The administration of ketones to induce a mild ketosis is of interest for the alleviation of symptoms associated with various neurological disorders. This study aimed to understand the pharmacokinetics (PK) of D-β-hydroxybutyrate (BHB) and quantify the sources of variability following a dose of (R)-3-hydroxybutyl (R)-3-hydroxybutyrate (ketone monoester). Healthy volunteers (n = 37) were given a single drink of the ketone monoester, following which, 833 blood BHB concentrations were measured. Two formulations and five dose levels of ketone monoester were used. A nonlinear mixed effect modelling approach was used to develop a population PK model. A one compartment disposition model with negative feedback effect on endogenous BHB production provided the best description of the data.

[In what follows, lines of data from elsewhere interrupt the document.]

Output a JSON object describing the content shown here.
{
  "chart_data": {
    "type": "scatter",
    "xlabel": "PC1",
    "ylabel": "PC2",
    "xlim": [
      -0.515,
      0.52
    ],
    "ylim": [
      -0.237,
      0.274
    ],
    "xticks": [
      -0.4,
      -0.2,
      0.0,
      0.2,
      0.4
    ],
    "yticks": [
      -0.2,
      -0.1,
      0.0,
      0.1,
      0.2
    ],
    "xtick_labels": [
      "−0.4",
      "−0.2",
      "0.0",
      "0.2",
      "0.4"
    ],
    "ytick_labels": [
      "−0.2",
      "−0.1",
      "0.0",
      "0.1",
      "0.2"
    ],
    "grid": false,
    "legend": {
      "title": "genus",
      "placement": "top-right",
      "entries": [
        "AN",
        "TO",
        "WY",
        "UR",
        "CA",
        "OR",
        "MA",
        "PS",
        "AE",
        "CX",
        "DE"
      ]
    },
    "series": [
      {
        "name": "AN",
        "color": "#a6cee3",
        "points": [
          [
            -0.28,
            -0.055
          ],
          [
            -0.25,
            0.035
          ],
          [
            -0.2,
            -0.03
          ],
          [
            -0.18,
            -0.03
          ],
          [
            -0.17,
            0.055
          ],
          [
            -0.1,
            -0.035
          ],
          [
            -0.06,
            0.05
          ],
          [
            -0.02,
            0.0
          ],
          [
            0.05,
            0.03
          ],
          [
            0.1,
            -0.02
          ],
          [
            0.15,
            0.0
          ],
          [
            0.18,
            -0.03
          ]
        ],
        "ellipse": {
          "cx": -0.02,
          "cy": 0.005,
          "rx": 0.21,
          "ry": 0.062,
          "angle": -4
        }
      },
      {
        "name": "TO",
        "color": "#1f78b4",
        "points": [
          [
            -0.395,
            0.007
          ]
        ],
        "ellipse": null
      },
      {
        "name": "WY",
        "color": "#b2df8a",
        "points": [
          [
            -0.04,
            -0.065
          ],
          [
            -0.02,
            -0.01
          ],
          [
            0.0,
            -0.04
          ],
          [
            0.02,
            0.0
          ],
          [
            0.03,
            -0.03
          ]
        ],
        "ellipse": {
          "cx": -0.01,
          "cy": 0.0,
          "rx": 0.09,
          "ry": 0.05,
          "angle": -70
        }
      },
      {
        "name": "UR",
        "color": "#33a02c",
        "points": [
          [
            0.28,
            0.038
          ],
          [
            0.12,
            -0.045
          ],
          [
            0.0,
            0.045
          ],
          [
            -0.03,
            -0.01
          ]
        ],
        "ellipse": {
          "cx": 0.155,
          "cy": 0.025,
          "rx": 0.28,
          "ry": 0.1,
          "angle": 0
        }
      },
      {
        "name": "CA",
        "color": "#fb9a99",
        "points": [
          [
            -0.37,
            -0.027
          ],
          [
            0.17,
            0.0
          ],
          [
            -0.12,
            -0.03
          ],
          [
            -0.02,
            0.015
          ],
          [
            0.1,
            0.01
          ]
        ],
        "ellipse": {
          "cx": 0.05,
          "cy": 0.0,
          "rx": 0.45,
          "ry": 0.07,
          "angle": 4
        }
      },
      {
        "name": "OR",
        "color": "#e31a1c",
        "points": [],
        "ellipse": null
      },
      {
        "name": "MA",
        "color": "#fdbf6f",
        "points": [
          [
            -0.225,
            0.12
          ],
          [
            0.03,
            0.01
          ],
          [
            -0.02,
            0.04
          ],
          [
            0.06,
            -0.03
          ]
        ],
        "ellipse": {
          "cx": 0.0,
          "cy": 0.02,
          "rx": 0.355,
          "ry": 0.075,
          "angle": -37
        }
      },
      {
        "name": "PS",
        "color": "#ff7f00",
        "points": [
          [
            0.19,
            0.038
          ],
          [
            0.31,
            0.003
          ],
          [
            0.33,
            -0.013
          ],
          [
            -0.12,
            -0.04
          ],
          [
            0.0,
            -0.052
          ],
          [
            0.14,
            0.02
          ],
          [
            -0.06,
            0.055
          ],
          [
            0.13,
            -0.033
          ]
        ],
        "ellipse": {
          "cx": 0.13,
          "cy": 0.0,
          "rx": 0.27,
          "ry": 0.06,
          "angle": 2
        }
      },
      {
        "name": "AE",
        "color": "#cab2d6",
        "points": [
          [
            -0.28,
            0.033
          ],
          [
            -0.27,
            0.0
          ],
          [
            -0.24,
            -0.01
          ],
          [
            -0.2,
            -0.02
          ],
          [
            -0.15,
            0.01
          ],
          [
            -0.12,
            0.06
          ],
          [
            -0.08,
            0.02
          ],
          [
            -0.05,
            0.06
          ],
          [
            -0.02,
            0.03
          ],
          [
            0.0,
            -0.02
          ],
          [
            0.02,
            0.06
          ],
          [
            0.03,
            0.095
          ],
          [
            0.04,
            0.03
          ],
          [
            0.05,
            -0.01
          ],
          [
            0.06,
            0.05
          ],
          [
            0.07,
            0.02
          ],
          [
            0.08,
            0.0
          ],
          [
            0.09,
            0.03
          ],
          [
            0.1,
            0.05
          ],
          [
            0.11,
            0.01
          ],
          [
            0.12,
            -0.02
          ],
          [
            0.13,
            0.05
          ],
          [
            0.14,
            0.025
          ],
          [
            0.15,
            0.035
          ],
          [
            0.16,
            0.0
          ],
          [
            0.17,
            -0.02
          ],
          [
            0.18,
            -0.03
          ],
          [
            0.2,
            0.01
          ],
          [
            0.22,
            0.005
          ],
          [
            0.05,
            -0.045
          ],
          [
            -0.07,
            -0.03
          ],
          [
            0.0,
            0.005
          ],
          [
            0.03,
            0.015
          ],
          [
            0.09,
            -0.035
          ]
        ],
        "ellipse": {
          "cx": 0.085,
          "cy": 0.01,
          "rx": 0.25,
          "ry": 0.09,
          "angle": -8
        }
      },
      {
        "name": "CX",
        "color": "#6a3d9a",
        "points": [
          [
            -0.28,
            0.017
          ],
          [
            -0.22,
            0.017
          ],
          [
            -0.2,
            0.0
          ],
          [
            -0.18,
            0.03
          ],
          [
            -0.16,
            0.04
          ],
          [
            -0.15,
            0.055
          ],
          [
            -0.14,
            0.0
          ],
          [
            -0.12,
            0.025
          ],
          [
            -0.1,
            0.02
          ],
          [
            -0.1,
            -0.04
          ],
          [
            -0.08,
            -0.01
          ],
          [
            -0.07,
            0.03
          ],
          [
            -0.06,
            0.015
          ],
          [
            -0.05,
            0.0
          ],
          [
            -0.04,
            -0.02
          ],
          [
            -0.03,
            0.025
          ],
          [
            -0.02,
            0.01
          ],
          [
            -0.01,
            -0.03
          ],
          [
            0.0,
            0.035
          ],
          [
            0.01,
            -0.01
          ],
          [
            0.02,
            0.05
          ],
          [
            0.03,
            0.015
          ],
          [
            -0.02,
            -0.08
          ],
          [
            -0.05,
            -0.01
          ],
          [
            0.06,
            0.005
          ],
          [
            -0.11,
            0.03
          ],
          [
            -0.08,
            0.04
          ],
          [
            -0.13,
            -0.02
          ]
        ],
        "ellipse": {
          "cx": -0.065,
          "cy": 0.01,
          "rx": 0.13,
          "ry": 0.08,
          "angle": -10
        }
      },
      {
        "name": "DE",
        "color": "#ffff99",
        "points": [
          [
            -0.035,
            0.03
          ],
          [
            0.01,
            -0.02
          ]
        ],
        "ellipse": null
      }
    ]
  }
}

Absorption was best described by two consecutive first-order inputs and elimination by dual processes involving first-order (CL = 10.9L/h) and capacity limited elimination (V max = 4520mg/h). Covariates identified were formulation (on relative oral bioavailable fraction and absorption rate constant) and dose (on relative oral bioavailable fraction). Lean body weight (on first-order clearance) and sex (on apparent volume of distribution) were also significant covariates. The PK of BHB is complicated by complex absorption process, endogenous production and nonlinear elimination. Formulation and dose appear to strongly influence the kinetic profile following ketone monoester administration. Further work is needed to quantify mechanisms of absorption and elimination of ketones for therapeutic use in the form of ketone monoester.